這個五千萬法郎,廣州領事當然可以接受,但是中國人需要這個蘇伊士運河的股份,就連巴蒂斯特也不肯同意了,“蘇伊士運河原本就不可能讓貴國占據了股權,”巴蒂斯特搖搖頭,冷然說道,“之前埃及政府財政危機的時候讓貴國占據了便宜,不然我們是不可能會放棄蘇伊士運河的股份的,中國是東方大國,不應該牽扯到蘇伊士運河的事務上來,這里不是中國人的地盤。”
巴蒂斯特懶得遮掩自己不愿意中國插手蘇伊士運河事務的態度,“但是,我們當然愿意承認貴國在蘇伊士運河之前所擁有的股份,但是不代表我們還會繼續出讓股權。”
“總理閣下,我雖然不知道貴國財政部的預算和支出如何,但是我很明確的知道,貴國的財政現在應該出現了不小的問題,”巴蒂斯特還不算小氣,拿出了意大利的葡萄酒請來客品鑒,來客晃了晃手里的紅酒杯,抿了一小口,“當然,我提醒這個,并不是想要威脅,我們更希望現金,可是貴國不愿意支付,那么我們當然就要提出別的要求,蘇伊士運河的股份,這就是我們的要求。如果這個要求答應,我們可以再降低賠款金額。”
“蘇伊士運河的股份不能談。”巴蒂斯特斷然拒絕。
“總理大人為什么不聽聽我們的條件呢?”來客淡然一笑,“我們只需要百分之五的股權,這個股權我們在二十年內,不會尋求任何的執行權力,也就是說,我們承擔相關的出資維修護理義務,享受股權帶來的分紅收益,但不尋求任何和貴國反對的運河事務,這一點,您可以完全放心,我們只是為了經濟的利益,因為我們中國和法國不同,我們希望細水長流。”
“至于運河的股份,我勸貴國不要太當真,貴國只有百分之四十七的股份,已經不是最大股東了,當然也就沒什么控股權的說法。這些年蘇伊士運河的運營一直都不太景氣,相關的維護費用驚人的高昂,我們也是在里面有股權的,賬目顯示這是一個比較低的收益,但是我們需要一個固定的投資點,所以希望想要一點股份,我們和法國之前沒有任何別的合作交集,我認為在這個地方可以進行嘗試。”

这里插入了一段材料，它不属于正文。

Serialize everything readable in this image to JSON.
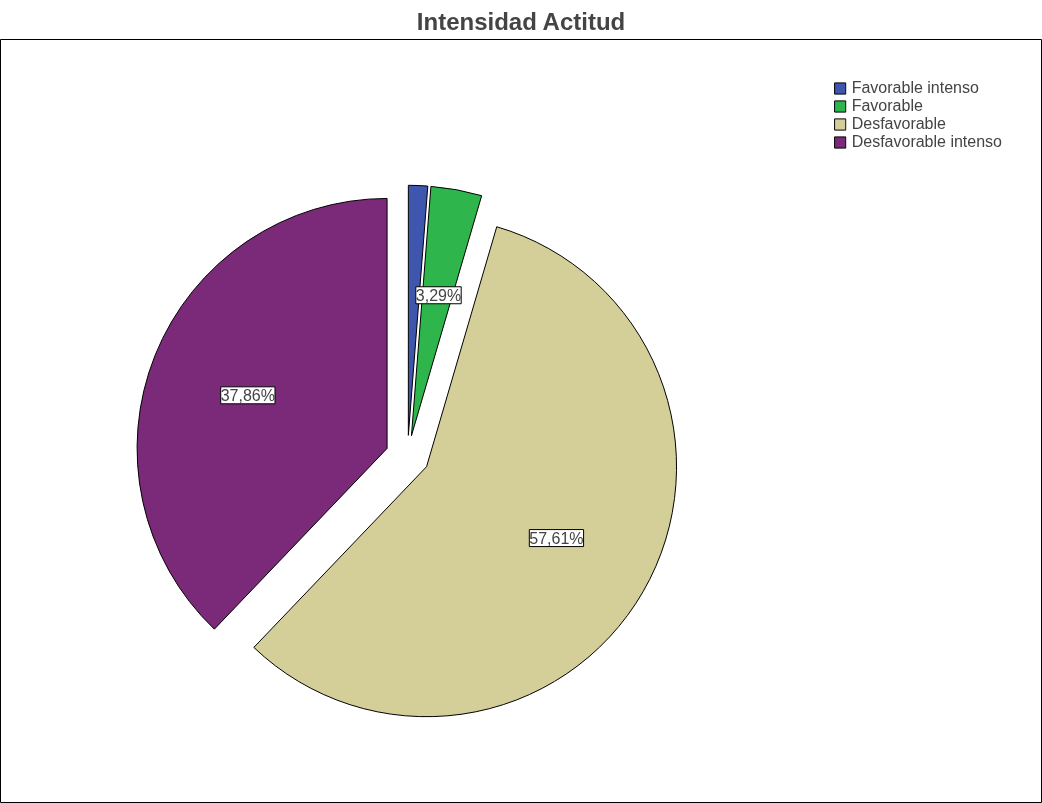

巴蒂斯特猶豫了起來,是啊,蘇伊士運河不見得有多少的收益,而且中國人的要求不算太高,之前他們花了一千萬的白銀分擔了4.9的股份,現在用八百萬來購買百分之五的運河股份,似乎有些趁火打劫,但也不是巴蒂斯特所不能接受的苛刻條件,巴蒂斯特拿著酒杯沉默許久,來客也不著急,只是慢慢的品味米蘭出產的葡萄美酒,等著巴蒂斯特做出最后的決斷,“我可以接受轉讓蘇伊士運河股份的要求,但是這個股權比例太高了,價格也太低,”巴蒂斯特沉思良久,做出了決斷,“決不能超過百分之三的股權,賠款的金額必須要降低。”
“這個具體的事情就請交給廣州領事去談吧,我和總理閣下之間的友誼,不應該被這些瑣碎的具體事務所破壞,”他朝著巴蒂斯特舉杯,喝了一口,“我們只需要達成初步意向就可以了。”
“那么有關割讓土地的這一個方面,是不是因為蘇伊士運河股權的轉讓,,這件事情也一并解決了?”巴蒂斯特試探的問道。
來客微微一笑,搖了搖頭,“總理先生真是會開玩笑,這兩件事情是一碼事歸一碼事,這是賠償的問題,和割讓土地完全沒有關系,當然了,如果說有關系,那么也算是有一點的關系,我們不需要法屬印度,但是我們需要別的東西,這個東西,我相信貴國肯定是愿意給的。”
巴蒂斯特暗暗的提高了警惕,他也認為法屬印度如果中國會要的話,他巴不得扔出去,這樣可以讓兩國在印度洋發生沖突和碰撞,因為法屬印度的的歸屬發生的碰撞目前看來當然對法蘭西沒有好處,而且就算是巴蒂斯特現在和中國人有暗地里的接觸,也不代表他樂意看到中國人趾高氣昂,他巴不得中國人繼續在印度洋吃癟,但是遺憾的事,中國人居然在英國人的面前早早的退縮了,真是讓人失望。
這個時候中國人又想要什么,來客見到巴蒂斯特豎起耳朵的樣子,不由得失笑,“請不要將我們兩國的關系想的這么差,總理先生,也不要把中國人想的那么的陰險,雖然之前有過戰爭,但是現在戰爭已經平息了,如果您愿意,中法之間可以搭起比中德或者是中奧之間更為深厚友誼的橋梁。是的,只要您愿意。”
巴蒂斯特不說話,他在等著中國人開價,來客又喝了一口酒,“我聽說貴國海軍方面,出臺了一個新的計劃,叫做‘綠水海軍計劃’是嗎?”
“沒錯。是有這么一個計劃,但是還沒有通過議會同意,”巴蒂斯特說道,“請問中國需要的東西和這個計劃有關系?”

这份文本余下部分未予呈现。